Brenden Morrow scored his first goal and had his best game against the Carolina Hurricanes, and this game was a continuation of that. Morrow was made to be the on Pens and that was on display with his assist on Jokinen's first goal: bursting to the goal, shrugging off defensemen along the way, and crashing the net. This is how he rolls and it's why Shero picked him up. Get pucks on net and you know a fearless Morrow will be in the blue paint, ready to pounce.
Since this is technically a recap, I should mention Tanner Glass scoring his first in a Pens uniform. Am I happy for him? Sure, but I don't think he should be dressing if Joe Vitale is healthy. Faceoffs aren't the Pens' strongest suit, even with the addition of Jokinen, which is why I'm baffled to see a faceoff whiz like Vitale on the bench.
You can feel this team forming and the Pens are doing so at the right time which is most important. But like I mentioned, by no means is it smooth sailing. My biggest beef right now isn't Glass, but the penalty kill.
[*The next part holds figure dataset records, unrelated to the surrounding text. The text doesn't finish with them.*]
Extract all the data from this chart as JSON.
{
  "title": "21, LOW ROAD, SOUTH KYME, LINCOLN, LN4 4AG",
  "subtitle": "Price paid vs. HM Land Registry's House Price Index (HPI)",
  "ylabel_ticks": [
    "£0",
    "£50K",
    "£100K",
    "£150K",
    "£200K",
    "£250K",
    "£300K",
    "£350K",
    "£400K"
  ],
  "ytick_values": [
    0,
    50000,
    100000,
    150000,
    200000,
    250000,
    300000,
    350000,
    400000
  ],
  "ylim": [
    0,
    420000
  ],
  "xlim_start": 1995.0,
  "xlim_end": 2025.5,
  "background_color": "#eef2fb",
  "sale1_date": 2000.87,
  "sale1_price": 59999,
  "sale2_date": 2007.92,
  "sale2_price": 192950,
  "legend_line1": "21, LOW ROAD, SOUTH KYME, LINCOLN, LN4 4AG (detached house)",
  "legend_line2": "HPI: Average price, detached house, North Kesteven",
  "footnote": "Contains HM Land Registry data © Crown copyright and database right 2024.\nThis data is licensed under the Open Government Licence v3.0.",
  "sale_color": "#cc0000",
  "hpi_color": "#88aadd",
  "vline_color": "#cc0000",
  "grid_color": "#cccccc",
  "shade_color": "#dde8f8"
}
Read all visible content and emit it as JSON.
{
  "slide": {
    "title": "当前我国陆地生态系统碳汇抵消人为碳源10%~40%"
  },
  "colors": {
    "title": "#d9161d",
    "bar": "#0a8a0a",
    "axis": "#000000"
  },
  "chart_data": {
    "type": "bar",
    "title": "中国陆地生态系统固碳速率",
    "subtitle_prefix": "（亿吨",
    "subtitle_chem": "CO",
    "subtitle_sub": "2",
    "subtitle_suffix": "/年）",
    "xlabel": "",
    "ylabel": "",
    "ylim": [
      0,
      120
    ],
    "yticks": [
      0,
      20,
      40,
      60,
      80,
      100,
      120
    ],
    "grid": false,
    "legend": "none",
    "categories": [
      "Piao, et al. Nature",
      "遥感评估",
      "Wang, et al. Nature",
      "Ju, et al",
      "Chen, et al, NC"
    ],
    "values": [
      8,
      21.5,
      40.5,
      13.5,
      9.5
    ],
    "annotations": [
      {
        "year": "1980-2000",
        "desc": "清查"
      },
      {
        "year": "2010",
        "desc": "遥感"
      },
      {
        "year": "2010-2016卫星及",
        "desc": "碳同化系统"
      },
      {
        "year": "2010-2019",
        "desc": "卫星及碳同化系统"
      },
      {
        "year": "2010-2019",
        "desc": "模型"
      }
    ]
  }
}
Tampa scored all three goals on the power play in four chances and exposed how weak the middle of the ice is on the Pens PK. No need for alarm yet, but adjustments must be made before the PK is depended on in the final three minutes of a tie game in Game 7.
Overall, this was a great showing by the Pens thanks to the efforts of certain individuals who are creating a recipe for success. To think the Pens are without two monstrous reasons for the teams' success this season and Malkin is just starting to heat up...
Good times, my friends. Enjoy this as much as you can. The playoffs are right around the corner.